Namun kali ini ancaman kabut asap tersebut terlihat lebih serius. Pada Sabtu (14/9), sepekan menjelang F1 dihelat, indeks standar polutan (pollutant standard index/PSI) Singapura, dikabarkan The Straits Times, telah mencapai antara 96-114. PSI antara 101-200 masuk kategori tak sehat.

Menurut Channel News Asia, angka PSI tersebut menjadi yang tertinggi sejak Agustus 2016. Badan Lingkungan Nasional Singapura (NEA) menyarankan agar aktivitas warga di luar ruangan segera dikurangi.

"Kondisi asap di Singapura memburuk sore ini. Hal itu terjadi karena arah angin di kawasan terdekat meniupkan asap dari Sumatra menuju Singapura," jelas NEA dalam situs resminya.

Lebih lanjut NEA memaparkan bahwa berdasarkan pemantauan mereka ada total 450 titik api (hotspot) di kawasan tengah dan selatan Sumatra, terutama di Riau, Jambi, dan Sumatra Selatan. Angka itu naik dari 156 titik api yang terdeteksi pada Jumat (13/9).

Peta Badan Lingkungan Nasional Singapura (NEA) yang menggambarkan arah angin dan wilayah yang terdampak asap kebakaran hutan dan lahan dari Pulau Sumatra, Sabtu (14/9/2019).

Badan itu juga meminta warga Singapura untuk selalu mengamati petunjuk konsentrasi PM2.5--partikel polutan udara yang diameternya 2,5 mikron. Udara bisa dikatakan baik bila konsentrasi PM2.5 antara 0-55. Pada Sabtu (14/9) konsentrasi PM2.5 di Singapura bergerak antara 77-97, tergolong tinggi.
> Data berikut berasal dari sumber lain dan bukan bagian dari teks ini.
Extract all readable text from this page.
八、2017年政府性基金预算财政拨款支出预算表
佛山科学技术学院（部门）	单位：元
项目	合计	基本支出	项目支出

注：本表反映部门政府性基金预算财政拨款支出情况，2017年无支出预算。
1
Menteri Lingkungan Hidup dan Sumber Air Singapura, Masagos Zulkifli, menyatakan masalah asap yang berulang harus diselesaikan bersama oleh negara-negara ASEAN.

"Inilah mengapa diperlukan kerja sama dan keputusan yang lebih kuat di antara negara ASEAN dan pemangku kepentingan untuk mencapai visi kita bersama tentang ASEAN yang bebas asap pada 2020," tulis Zulkifli dalam akun Facebook resminya.

"Seperti biasa, kami siap membantu mengatasi api di daratan. Singapura telah menawarkan bantuan teknis pemadaman api ke Indonesia dan siap mengirimkan mereka jika Indonesia meminta."

 

Singapore GP cari jalan keluar

Kembali ke F1, Singapore GP--penyelenggara balap yang akan berlangsung di sirkuit jalanan Marina Bay--mengakui bahwa asap adalah salah satu isu yang tengah mereka cari jalan keluarnya.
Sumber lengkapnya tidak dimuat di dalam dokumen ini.